Um estudo inédito, apresentado durante congresso de cardiologia, revelou que os servidores da Universidade Federal do Maranhão estão propícios as doenças no sistema circulatório. A pesquisa mostrou que 50% dos servidores da Ufma são fortes candidatos a sofrerem de doenças cardiovasculares, doenças essas que alteram o funcionamento do sistema circulatório e que podem ser causadas por hábitos que agridem o coração ou as artérias.

A pesquisa foi realizada no ano de 2007 e teve a orientação do Dr. Pedro Muniz (Doutor em Medicina, Especialista em Cardiologia no Maranhão, Coordenador do Núcleo de Pesquisas em Cardiologia da Ufma) e o apoio do Hospital Universitário da Ufma. Foram entrevistados uma amostra representativa de todos os servidores , sendo que 52% eram do sexo feminino e 56% tinham o curso superior completo, dentre esses, 39% eram adeptos de dietas com restrição de sal e gordura e 31% praticavam algum tipo de atividade física.
Durante a análise, foi avaliada a etnia, escolaridade, renda familiar, hábitos de vida, peso, índice de massa corporal, pressão arterial, taxas de glicose, colesterol e triglicerídeos (principal gordura originária da alimentação).
Segundo os pesquisadores, no Brasil, a parcela da sociedade em que mais cresce a prevalência de obesidade, pressão alta e derrame é a parcela mais pobre da sociedade, a camada menos privilegiada. Isso acontece, quer seja pela falta de informação ou do baixo nível de escolaridade. Por outro lado a evolução cultural e socioeconômica também tem penalizado cruelmente as pessoas, uma vez que o homem moderno adquire com o tempo vícios típicos da vida em cidade grande, como sedentarismo, tabagismo, estresse que se acompanham de aumentos de derrame cerebral, ataques cardíacos, doenças renais e as doenças dos vasos periféricos. A pesquisa e o resultado foram divulgados no VIII Congresso de Cardiologia do Maranhão, que aconteceu no início de abril em São Luís.
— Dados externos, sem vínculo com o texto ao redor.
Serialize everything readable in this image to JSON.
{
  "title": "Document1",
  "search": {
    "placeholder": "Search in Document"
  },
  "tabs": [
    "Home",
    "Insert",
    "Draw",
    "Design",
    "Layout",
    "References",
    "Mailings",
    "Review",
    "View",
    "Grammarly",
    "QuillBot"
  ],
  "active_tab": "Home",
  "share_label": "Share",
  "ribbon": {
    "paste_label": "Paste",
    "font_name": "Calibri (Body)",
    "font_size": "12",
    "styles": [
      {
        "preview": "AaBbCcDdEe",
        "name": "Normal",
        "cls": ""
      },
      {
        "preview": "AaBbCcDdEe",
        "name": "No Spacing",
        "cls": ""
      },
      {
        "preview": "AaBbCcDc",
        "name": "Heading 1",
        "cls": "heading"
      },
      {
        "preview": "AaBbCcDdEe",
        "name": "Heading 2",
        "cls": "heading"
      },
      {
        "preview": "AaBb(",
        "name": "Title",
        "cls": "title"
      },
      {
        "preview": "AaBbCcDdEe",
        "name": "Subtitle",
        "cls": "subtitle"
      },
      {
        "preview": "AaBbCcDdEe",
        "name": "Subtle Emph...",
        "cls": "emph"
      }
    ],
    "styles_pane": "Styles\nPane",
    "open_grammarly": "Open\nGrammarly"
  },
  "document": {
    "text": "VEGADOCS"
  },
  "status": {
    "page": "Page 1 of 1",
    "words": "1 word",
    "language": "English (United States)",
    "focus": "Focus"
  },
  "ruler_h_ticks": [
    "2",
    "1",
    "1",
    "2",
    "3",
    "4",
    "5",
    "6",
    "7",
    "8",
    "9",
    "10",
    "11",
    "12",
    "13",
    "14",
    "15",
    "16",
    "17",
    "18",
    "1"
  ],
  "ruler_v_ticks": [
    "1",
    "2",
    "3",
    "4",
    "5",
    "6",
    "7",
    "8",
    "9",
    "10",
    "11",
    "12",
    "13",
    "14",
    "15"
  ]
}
Dados e resultados – O resultado mostrou que a taxa da pressão arterial dos pacientes analisados foi de 36,6 % (ligeiramente maior entre os homens), sendo que no Brasil as taxas variam de 22% a 44%, afetando mais os idosos, e geralmente está relacionada ao aumento de peso. Na pesquisa, aqueles que estavam acima do peso apresentavam três vezes mais risco de ter pressão alta. A taxa de pessoas que está acima do peso foi elevada (60%) e as mulheres tiveram mais obesidade central (75%). A maioria dos servidores tem vida sedentária (72%), quase 50% apresentam aumento de colesterol e triglicerídeos, 22% fumam (mais os homens 28,9%) e 9 % têm diabetes. Os pacientes diabéticos apresentaram altas taxas de pressão alta e aumentos do colesterol.
Segundo o pesquisador, ficou visível que, mesmo em população de nível cultural elevado, há elevada taxa de pressão alta, excesso de peso, aumento das taxas colesterol, sedentarismo, uma combinação perfeita para a ocorrência das doenças cardiovasculares. No entanto, é possível adotar medidas básicas de mudanças no estilo de vida e com isso mudar o prognóstico de vida dessas pessoas. A Ufma se dispõe a acompanhar esses pacientes, proporcionando toda a assistência com medidas preventivas como reeducação alimentar e orientação para a prática de atividades físicas.